Methods: In this multicentre retrospective study from China, we analyzed 58 non-DS-AMKL patients treated with FLAG-IDA (n = 50) or daunorubicin, cytarabine, etoposide (DAE) (n = 8) induction, followed by risk-adapted consolidation. High risk (HR): defined by CBFA2T3::GLIS2, NUP98::KDM5A, KMT2A rearrangements (KMT2A-r), FUS::ERG, monosomy 7 (-7), or FLT3-ITD. Non-HR: all remaining cases that did not meet the HR criteria. This classification schema was prospectively applied to analyze associations between risk-adapted consolidation therapies (chemotherapy alone vs. HSCT) and survival outcomes.

Results:

(1)Patient characteristics: In the C-HUANAN-AML cohort of 875 patients with pediatric de novo AML (excluding acute promyelocytic leukemia), 58 (6.6%) had non-DS-AMKL. Baseline characteristics compared with other AML subtypes revealed patients with non-DS-AMKL were significantly younger (median 23 vs 79 months; p<0.001), more frequently female (55.2% vs 41.5%; p=0.043), and had lower median WBC count (11.5 × 10⁹/L vs 22.2 × 10⁹/L; p<0.001).

(2)Overall long-term outcomes: With a median follow-up of 39.9 months (range, 1–103.4 months), the 5-year OS and EFS of the patients with non-DS-AMKL were significantly lower than those of children with other AML subtypes (OS: 61.7% ± 6.4% vs. 78.2%,p = 0.001; EFS: 58.5% vs. 68.8%, p = 0.045) due to higher relapse (34.8% vs. 19.5%, p = 0.002). Compared to the patients who received DAE induction (Group B), the patients treated with FLAG-IDA induction did not have superior outcomes.

(3)Prognostic impact of clinical and genetic factors: To mitigate potential statistical power limitations arising from small subgroup sizes, we aggregated molecular subtypes with analogous prognoses into risk-stratified cohorts as predefined (Methods). The HR group demonstrated significantly inferior 5-year OS (42.1% vs 75.8%; p = 0.023) and EFS (EFS: 39.0% vs 72.7%; p = 0.023) compared to the non-HR group, coupled with a 2.8-fold increased CIR (55.6% vs 20.0%; p = 0.011).

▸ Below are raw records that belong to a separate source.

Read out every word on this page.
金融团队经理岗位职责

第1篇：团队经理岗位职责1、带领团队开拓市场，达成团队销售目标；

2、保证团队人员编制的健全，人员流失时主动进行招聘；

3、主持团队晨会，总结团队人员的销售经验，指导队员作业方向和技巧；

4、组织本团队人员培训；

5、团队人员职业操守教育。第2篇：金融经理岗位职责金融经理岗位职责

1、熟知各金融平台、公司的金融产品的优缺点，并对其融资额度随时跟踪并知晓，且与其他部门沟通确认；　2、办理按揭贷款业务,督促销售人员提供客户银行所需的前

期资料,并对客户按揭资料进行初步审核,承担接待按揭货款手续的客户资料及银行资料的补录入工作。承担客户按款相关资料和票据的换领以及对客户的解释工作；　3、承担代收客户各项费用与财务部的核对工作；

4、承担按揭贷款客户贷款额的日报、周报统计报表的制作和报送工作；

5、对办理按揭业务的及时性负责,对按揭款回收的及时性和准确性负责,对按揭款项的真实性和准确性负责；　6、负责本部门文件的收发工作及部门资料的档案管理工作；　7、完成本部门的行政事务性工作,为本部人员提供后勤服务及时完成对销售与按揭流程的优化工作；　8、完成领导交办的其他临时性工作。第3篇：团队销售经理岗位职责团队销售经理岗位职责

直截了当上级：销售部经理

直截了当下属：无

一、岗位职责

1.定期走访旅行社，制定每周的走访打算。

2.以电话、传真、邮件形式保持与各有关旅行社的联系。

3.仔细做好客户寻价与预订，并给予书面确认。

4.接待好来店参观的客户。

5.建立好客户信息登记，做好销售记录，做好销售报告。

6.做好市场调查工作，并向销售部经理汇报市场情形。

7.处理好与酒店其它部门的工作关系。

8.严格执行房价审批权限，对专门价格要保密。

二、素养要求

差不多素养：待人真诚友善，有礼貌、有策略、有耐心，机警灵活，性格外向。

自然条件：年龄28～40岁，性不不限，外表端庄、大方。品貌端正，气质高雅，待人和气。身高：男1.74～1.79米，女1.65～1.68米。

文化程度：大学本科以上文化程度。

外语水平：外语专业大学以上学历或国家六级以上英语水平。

(4)Prognostic impact of the induction chemotherapy response​​: Morphologic response (achievement of CR) could significantly stratify OS and EFS at both the first-course (time point 1, TP1) and second course (time point 2, TP2). MFC-MRD assessments (<0.1%) at TP1 could not significantly stratify OS and EFS, whereas MFC-MRD at TP2 independently stratified both OS and EFS (OS: 73.5% vs. 25.0%, p < 0.001; EFS: 69.2% vs. 25.0%, p < 0.001). Notably, MRD status at TP2 emerged as a critical discriminator: those achieving CR with MRD-negative status demonstrated significantly superior OS and EFS compared to CR patients with MRD-positive status at TP2 (OS: 74.7% vs. 25.0%, p = 0.007; EFS: 70.2% vs. 25.0%, p = 0.019).

(5)Prognostic impact of post-induction treatment: In the overall cohort, HSCT during CR1 significantly improved outcomes compared to consolidation chemotherapy alone (OS: 84.8% vs. 53.8%,p = 0.012; EFS: 84.8%vs. 45.8%, p = 0.002). In the predefined HR genetic subgroup, HSCT in CR1 conferred significant survival advantages over chemotherapy alone: 5-year OS (74.1% vs. 16.7%,p = 0.006) and EFS (74.1%% vs. 11.1%,p < 0.001); in contrast, this benefit was not observed in the non-HR genetic subgroup. Notably, patients who failed to achieve morphologic CR and/or had persistent MRD positivity at TP1 demonstrated significantly improved 5-year OS (71.6% vs. 33.3%,p = 0.034) and EFS (71.6% vs. 16.7%,p = 0.004) when undergoing HSCT during CR1 compared to chemotherapy alone as consolidation.

Conclusion: While induction intensification with FLAG-IDA offers no survival advantage over DAE, risk-stratified HSCT and MRD-guided consolidation are indispensable for mitigating relapse. Future protocols must prioritize molecular characterization at diagnosis and accelerate the translation of novel agents targeting disease-specific vulnerabilities.